Bridging academic rigor with industrial-grade engineering in quantum and ultra-high-vacuum systems.
This platform is designed for researchers, engineers, and institutions working at the intersection of quantum science, cold-atom physics, and ultra-high-vacuum engineering.
It serves both academic laboratories seeking open, reproducible experimental systems, and industrial and applied research teams requiring robust, maintainable, and scalable hardware platforms.
Universities and research institutes benefit from transparent system architectures, deep physical insight, and designs that can be fully understood, modified, and extended by students and researchers.
Industrial users require systems that behave predictably over long operational cycles, tolerate environmental drift, and integrate cleanly with control software, automation, and production constraints.
Golan Ben-Ari is an independent deep-tech engineer, system architect, and researcher with more than 25 years of experience spanning software, embedded systems, experimental hardware, and applied AI.
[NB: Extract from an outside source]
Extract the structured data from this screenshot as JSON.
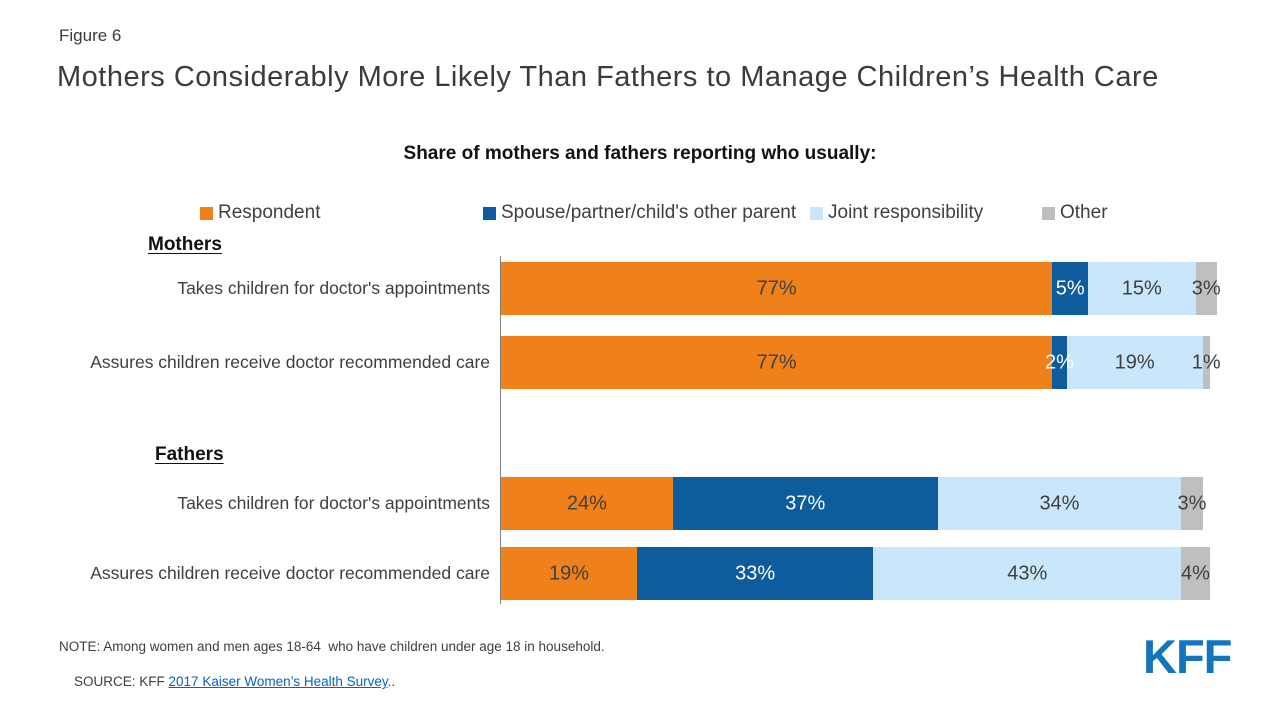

His background includes senior R&D leadership roles in industry, startup founding and acquisition, and hands-on development of real-time control systems, optimization pipelines, and autonomous platforms.
Today, alongside doctoral research in a Cold Atom Laboratory (Department of Electrical Engineering), his work focuses on designing open, modular, and AI-ready quantum experimental systems — from vacuum chambers and magnetic field engineering to autonomous experiment control.
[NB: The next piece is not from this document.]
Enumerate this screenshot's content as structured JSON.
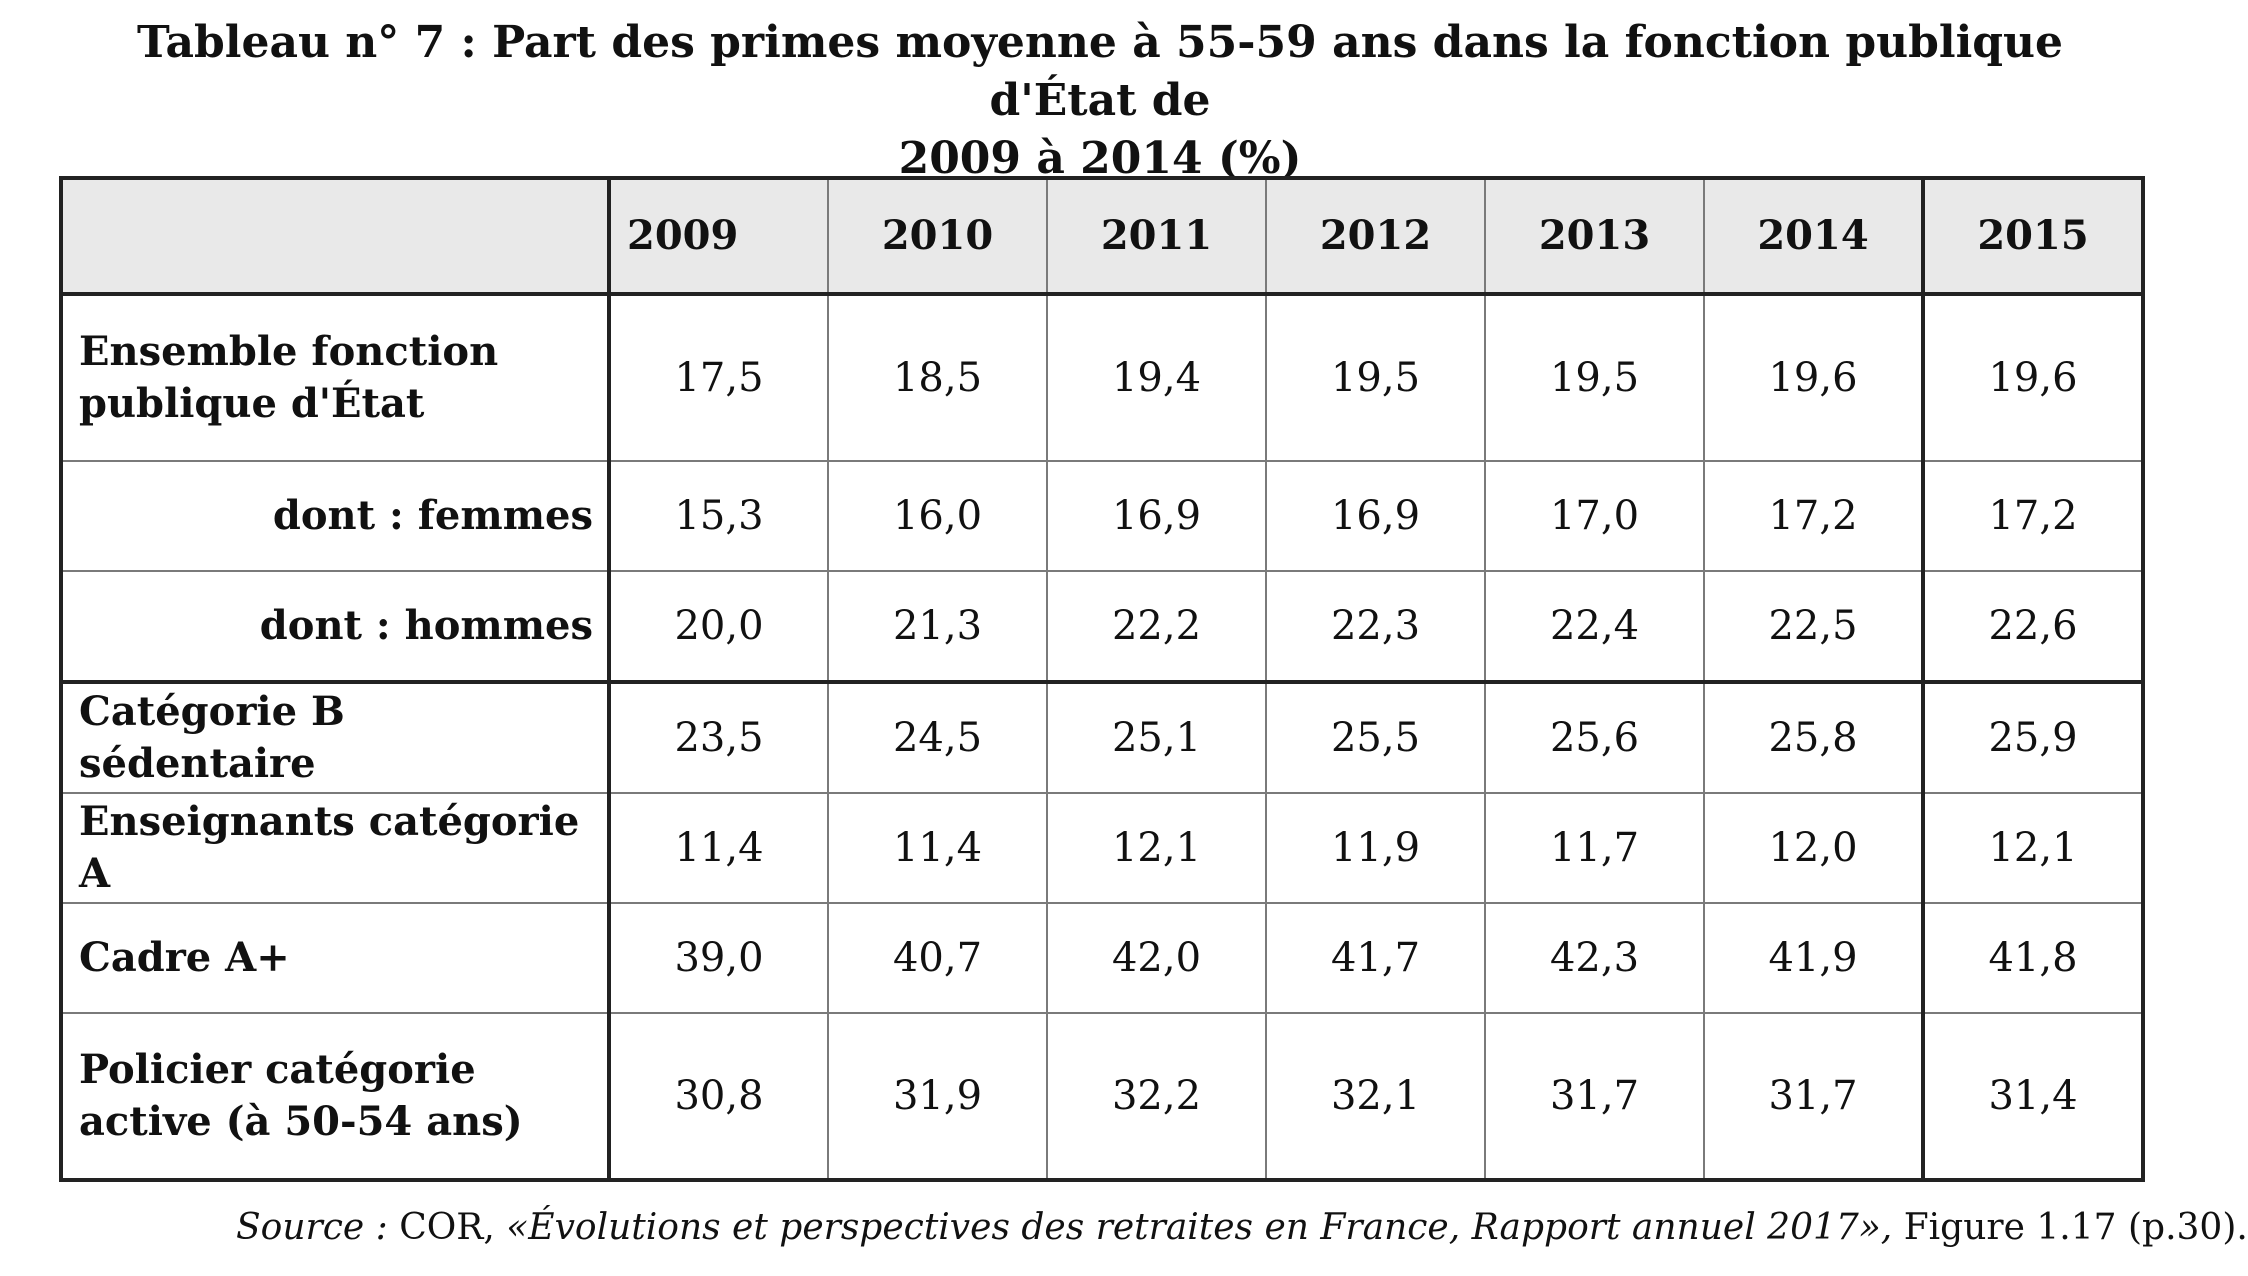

Every system is designed to be understood, measured, and modified. There are no hidden control loops, undocumented assumptions, or vendor-locked subsystems.
Mechanical, thermal, magnetic, and vacuum design decisions are derived directly from physical constraints and experimental goals, not from generic templates.
Modern experiments must run autonomously for days or weeks. Control, monitoring, logging, and AI-assisted optimization are considered core system components — not add-ons.
Beyond hardware delivery, the platform includes structured educational content covering vacuum engineering, cold-atom system design, and experimental automation.
This dual approach ensures that users do not merely operate a system, but fully understand its limitations, tradeoffs, and optimization paths — enabling long-term independence and innovation.